Unicef Key | Unicef value (number) | OSM tag |
---|---|---|
all objects | amenity=hospital | |
all objects | source=UNICEF | |
ID | not tagged because not relevant | |
WPT | not tagged because not relevant | |
CODE | not tagged because not relevant | |
FOSA_CODE | not tagged because not relevant | |
LAT_DD | not tagged because not relevant | |
LONG_DD | not tagged because not relevant | |
PAYS | not tagged because not relevant | |
PREF, SOUS_PREF, COMM, VILLE_VILL, QUARTIER | addrːfull=* | |
VILLE_VILL | addr:city=* | |
POP_VILLE | not tagged because not relevant | |
STATUT_FOS | Public (306) | operator:type=government |
STATUT_FOS | Prive (37) | operator:type=private |
TYPE_FOSA | Poste de sante (204) | health_facility:type=dispensary |
TYPE_FOSA | Centre de sante (with beds) (118) | health_facility:type=health_center |
TYPE_FOSA | Hopital prefectoral (7) | health_facility:type=prefectoral_hospital |
TYPE_FOSA | Hopital regional (3) | health_facility:type=regional_hospital |
TYPE_FOSA | Clinique privee (1) | health_facility:type=private_hospital |
TYPE_FOSA | No attribut (1) | not to upload |
NOM_FOSA | name=* | |
NB_LITS | numbers 0-179 | capacity:beds=* |
NB_PERS_SO | not tagged because unknown meaning | |
NB_PATIENT | not tagged because not relevant | |
COMITE_WAS | Oui/Non | not tagged because not relevant |
NB_PERS_WA | not tagged because not relevant | |
LTA | not tagged because unknown meaning | |
VIP | not tagged because unknown meaning | |
VIP_PLEIN | not tagged because unknown meaning | |
LATRINES_S | not tagged because not relevant | |
LAVE_MAINS | Oui/Non | not tagged because not relevant |
INCINERATE | not tagged because not relevant | |
BAC_A_ORDU | Oui/Non | not tagged because not relevant |
TOTAL_LATR | numbers 0-23 | toilets:number=* |
Changeset Tags
We will use the following changeset tags.
- comment=*
- created_by=JOSM/version
- source=UNICEF
- source:date=2012
- import=yes
- url=http://wiki.openstreetmap.org/wiki/Import_CAR_UNICEF_FOSA
Data Transformation
Data were received as a XLS sheet.

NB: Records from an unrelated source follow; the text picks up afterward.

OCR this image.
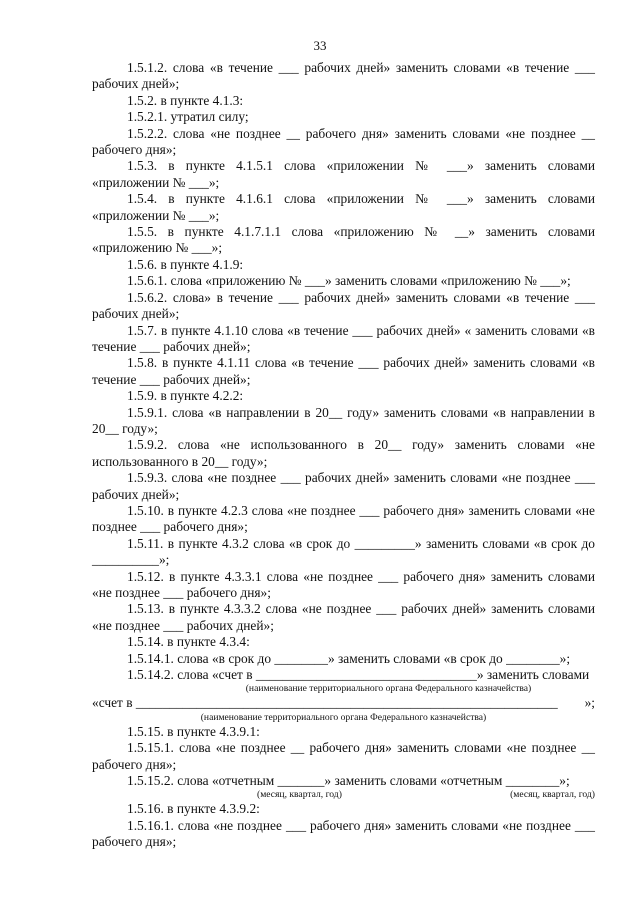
33

1.5.1.2. слова «в течение ___ рабочих дней» заменить словами «в течение ___ рабочих дней»;

1.5.2. в пункте 4.1.3:

1.5.2.1. утратил силу;

1.5.2.2. слова «не позднее __ рабочего дня» заменить словами «не позднее __ рабочего дня»;

1.5.3. в пункте 4.1.5.1 слова «приложении № ___» заменить словами «приложении № ___»;

1.5.4. в пункте 4.1.6.1 слова «приложении № ___» заменить словами «приложении № ___»;

1.5.5. в пункте 4.1.7.1.1 слова «приложению № __» заменить словами «приложению № ___»;

1.5.6. в пункте 4.1.9:

1.5.6.1. слова «приложению № ___» заменить словами «приложению № ___»;

1.5.6.2. слова» в течение ___ рабочих дней» заменить словами «в течение ___ рабочих дней»;

1.5.7. в пункте 4.1.10 слова «в течение ___ рабочих дней» « заменить словами «в течение ___ рабочих дней»;

1.5.8. в пункте 4.1.11 слова «в течение ___ рабочих дней» заменить словами «в течение ___ рабочих дней»;

1.5.9. в пункте 4.2.2:

1.5.9.1. слова «в направлении в 20__ году» заменить словами «в направлении в 20__ году»;

1.5.9.2. слова «не использованного в 20__ году» заменить словами «не использованного в 20__ году»;

1.5.9.3. слова «не позднее ___ рабочих дней» заменить словами «не позднее ___ рабочих дней»;

1.5.10. в пункте 4.2.3 слова «не позднее ___ рабочего дня» заменить словами «не позднее ___ рабочего дня»;

1.5.11. в пункте 4.3.2 слова «в срок до _________» заменить словами «в срок до __________»;

1.5.12. в пункте 4.3.3.1 слова «не позднее ___ рабочего дня» заменить словами «не позднее ___ рабочего дня»;

1.5.13. в пункте 4.3.3.2 слова «не позднее ___ рабочих дней» заменить словами «не позднее ___ рабочих дней»;

1.5.14. в пункте 4.3.4:

1.5.14.1. слова «в срок до ________» заменить словами «в срок до ________»;

1.5.14.2. слова «счет в _________________________________» заменить словами

(наименование территориального органа Федерального казначейства)

«счет в _______________________________________________________________ »;

(наименование территориального органа Федерального казначейства)

1.5.15. в пункте 4.3.9.1:

1.5.15.1. слова «не позднее __ рабочего дня» заменить словами «не позднее __ рабочего дня»;

1.5.15.2. слова «отчетным _______» заменить словами «отчетным ________»;

(месяц, квартал, год)	(месяц, квартал, год)

1.5.16. в пункте 4.3.9.2:

1.5.16.1. слова «не позднее ___ рабочего дня» заменить словами «не позднее ___ рабочего дня»;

Reduction, simplification, manual cleaning and tag transformation will be done directly in a copy of the XLS file. The two fields of coordinates will be renamed X and Y. Then the file will be converted into CSV and divided into 6 files based on the region. The 6 CSV files will be opened with JOSM as CSV files with the opendata plugin. Finally the files will be saved in the OSM format and ready for distribution/import.
Data Merge Workflow
Team Approach
The importation team consists of 5 EUROSHA volunteers: FRosenkranc, LenkaP, fedebasa, Jorieke V and MorganeG. The preparation is done by FRosenkranc with the support of SeverinGeo.
References
The import will be discussed in the import list.
Workflow
Please refer to the workflow page.
Reverse plan
In case of any trouble, JOSM reverter will be used.
Conflation
Unicef dataset has 343 nodes out of which 342 will be imported. In the 6 regions of CAR where import will be happening, the only health facilities mapped are those already mapped by Eurosha volunteers in cities taken by the rebels in December 2012. These cities are: Mbrès (region Nana-Grěbizi), Kaga-Bandoro(region Nana-Grěbizi), Batangafo (region Ouham) and Kabo (region Ouham). Only data in these cities will be manually merged.